Our ERP dashboard makes API calls to BigQuery for real-time reporting on sales, inventory, and financial data. Queries that join 5-6 large tables (each with 50M+ rows) are taking 45-90 seconds to return results via the BigQuery API, making the dashboard unusable.
The queries aggregate data across multiple dimensions (product, region, time period, customer segment) and include complex calculations. We’ve tried adding WHERE clauses to filter data, but response times are still unacceptable for a user-facing dashboard. The slow response is severely impacting dashboard performance and user experience.
SELECT p.category, r.region, SUM(s.amount)
FROM sales s JOIN products p ON s.product_id=p.id
JOIN regions r ON s.region_id=r.id
WHERE s.sale_date >= '2025-01-01'
GROUP BY p.category, r.region
Users expect sub-5-second response times. How can we optimize BigQuery query performance for complex ERP reporting through the API?
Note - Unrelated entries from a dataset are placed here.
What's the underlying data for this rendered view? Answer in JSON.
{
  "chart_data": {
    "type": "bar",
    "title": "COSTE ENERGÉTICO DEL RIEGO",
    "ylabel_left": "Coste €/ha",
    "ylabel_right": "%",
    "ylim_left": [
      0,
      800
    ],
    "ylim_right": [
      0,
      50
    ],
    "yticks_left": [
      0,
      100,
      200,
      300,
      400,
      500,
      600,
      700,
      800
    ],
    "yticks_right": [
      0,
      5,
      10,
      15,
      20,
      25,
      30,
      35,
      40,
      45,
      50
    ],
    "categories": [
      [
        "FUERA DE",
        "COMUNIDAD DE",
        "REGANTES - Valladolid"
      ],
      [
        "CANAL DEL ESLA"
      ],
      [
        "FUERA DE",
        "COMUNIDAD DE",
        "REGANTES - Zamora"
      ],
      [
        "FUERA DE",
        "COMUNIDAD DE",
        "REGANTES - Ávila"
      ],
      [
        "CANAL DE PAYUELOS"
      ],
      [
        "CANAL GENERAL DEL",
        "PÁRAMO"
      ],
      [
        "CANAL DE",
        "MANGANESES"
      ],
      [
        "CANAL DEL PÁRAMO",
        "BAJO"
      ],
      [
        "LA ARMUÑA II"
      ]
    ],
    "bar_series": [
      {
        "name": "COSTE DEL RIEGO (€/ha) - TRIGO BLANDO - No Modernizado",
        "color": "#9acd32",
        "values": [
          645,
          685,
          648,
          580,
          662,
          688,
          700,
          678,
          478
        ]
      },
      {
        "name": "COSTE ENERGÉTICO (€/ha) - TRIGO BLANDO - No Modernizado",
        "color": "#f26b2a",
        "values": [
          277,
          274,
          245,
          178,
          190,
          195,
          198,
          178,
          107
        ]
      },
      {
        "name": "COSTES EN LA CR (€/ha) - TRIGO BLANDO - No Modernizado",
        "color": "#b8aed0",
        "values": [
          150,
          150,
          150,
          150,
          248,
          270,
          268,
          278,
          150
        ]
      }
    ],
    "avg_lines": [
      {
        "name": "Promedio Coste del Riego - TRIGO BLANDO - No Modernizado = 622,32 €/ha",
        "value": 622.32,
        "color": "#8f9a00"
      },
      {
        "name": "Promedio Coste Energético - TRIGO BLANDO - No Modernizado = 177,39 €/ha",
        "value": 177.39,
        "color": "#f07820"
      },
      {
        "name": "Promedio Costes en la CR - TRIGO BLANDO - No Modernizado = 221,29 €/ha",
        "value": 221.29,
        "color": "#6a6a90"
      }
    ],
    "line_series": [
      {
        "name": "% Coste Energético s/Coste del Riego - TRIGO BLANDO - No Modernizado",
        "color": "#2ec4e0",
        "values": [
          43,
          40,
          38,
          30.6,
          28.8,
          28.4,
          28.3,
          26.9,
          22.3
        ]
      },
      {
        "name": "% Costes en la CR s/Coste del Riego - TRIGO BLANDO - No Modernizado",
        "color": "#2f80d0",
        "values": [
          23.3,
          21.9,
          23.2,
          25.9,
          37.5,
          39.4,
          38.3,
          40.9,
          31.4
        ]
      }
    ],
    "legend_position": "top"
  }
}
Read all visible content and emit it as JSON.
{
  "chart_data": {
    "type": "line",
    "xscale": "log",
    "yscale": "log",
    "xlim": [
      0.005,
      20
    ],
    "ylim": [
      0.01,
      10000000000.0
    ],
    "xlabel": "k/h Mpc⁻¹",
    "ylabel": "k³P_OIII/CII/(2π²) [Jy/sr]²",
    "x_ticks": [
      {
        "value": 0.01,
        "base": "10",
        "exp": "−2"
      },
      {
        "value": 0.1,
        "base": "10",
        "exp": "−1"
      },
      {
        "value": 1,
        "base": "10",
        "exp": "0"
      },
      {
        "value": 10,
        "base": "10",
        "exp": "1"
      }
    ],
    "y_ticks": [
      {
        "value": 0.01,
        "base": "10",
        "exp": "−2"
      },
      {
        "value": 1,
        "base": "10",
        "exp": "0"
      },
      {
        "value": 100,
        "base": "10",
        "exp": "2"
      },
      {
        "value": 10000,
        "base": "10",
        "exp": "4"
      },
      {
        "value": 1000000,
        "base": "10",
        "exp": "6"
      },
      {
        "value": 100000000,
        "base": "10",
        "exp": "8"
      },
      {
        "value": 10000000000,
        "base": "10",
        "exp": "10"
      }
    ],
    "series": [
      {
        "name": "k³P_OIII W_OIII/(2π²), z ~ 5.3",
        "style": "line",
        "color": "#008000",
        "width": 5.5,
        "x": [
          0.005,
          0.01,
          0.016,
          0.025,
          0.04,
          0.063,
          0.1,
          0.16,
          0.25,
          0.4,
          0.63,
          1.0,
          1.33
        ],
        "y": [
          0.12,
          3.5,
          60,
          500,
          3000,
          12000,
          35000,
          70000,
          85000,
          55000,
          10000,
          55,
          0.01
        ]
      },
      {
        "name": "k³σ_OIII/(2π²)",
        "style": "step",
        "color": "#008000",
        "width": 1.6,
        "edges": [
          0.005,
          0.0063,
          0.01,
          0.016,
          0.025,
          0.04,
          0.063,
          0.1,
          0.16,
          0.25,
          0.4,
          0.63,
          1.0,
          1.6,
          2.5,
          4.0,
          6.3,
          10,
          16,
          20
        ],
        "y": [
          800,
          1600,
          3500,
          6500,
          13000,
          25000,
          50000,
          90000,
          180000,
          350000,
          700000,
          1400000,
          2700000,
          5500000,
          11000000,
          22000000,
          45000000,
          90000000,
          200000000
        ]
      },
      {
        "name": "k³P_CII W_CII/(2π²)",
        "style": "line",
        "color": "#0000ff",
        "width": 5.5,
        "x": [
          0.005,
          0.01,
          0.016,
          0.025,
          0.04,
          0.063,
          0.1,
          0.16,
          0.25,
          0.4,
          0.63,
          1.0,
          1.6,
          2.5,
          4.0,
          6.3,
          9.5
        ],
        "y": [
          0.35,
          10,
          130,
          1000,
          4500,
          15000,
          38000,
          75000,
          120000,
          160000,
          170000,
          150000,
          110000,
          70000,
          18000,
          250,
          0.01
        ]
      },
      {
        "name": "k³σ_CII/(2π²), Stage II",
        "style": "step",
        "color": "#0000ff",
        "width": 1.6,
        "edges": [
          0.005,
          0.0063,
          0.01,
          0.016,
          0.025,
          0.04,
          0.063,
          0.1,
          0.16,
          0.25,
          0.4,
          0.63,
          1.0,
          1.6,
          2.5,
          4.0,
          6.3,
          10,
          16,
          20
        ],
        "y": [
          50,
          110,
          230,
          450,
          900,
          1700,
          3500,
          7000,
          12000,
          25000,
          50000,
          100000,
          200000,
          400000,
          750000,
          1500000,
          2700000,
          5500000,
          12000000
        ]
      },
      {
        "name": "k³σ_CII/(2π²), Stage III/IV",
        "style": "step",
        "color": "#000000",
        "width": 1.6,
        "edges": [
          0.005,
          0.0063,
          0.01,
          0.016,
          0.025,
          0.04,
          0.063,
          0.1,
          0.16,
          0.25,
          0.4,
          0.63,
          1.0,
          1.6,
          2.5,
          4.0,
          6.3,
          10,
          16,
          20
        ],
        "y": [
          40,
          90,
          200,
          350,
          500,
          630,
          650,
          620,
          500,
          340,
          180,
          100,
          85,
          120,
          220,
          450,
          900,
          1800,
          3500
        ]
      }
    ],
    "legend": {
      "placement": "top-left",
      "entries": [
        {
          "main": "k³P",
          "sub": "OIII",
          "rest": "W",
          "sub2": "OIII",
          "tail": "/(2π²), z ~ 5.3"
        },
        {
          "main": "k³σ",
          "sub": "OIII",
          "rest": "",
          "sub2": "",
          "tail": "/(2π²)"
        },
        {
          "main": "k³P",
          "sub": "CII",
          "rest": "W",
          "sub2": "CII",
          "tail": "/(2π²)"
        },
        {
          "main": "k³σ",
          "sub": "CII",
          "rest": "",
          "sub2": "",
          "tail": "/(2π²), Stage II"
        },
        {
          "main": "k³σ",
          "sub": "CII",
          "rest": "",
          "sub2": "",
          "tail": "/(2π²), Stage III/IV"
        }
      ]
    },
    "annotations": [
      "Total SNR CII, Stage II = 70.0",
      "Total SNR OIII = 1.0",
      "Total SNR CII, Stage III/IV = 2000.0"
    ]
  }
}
Also check your query execution plan in the BigQuery console. Look for stages with high slot time or shuffle operations. Sometimes rewriting the query to use different join orders or adding explicit clustering can help the optimizer choose better execution plans.
Nina, the sales table is already partitioned by sale_date (DATE type). The WHERE clause should be pruning partitions, but query execution still takes 45+ seconds. Could the joins be the bottleneck? The products and regions tables aren’t partitioned since they’re relatively small (10K rows each).
Your query is scanning massive tables without partitioning. First step: partition your sales table by sale_date. This will dramatically reduce the amount of data scanned. Also check if you’re using TIMESTAMP or DATE for partitioning - DATE partitioning is more efficient for daily aggregations.
Sam, denormalization makes sense but our ERP system writes normalized data. Changing the write path would be a major effort. Is there a way to maintain normalized tables but still get fast query performance? Maybe pre-aggregating data somehow?
Materialized views are perfect for this use case. Create a materialized view that pre-computes your common aggregations and joins. BigQuery will incrementally refresh it as new data arrives. Your API queries then hit the materialized view instead of the base tables, giving you sub-second response times. Combine with BI Engine for even faster performance.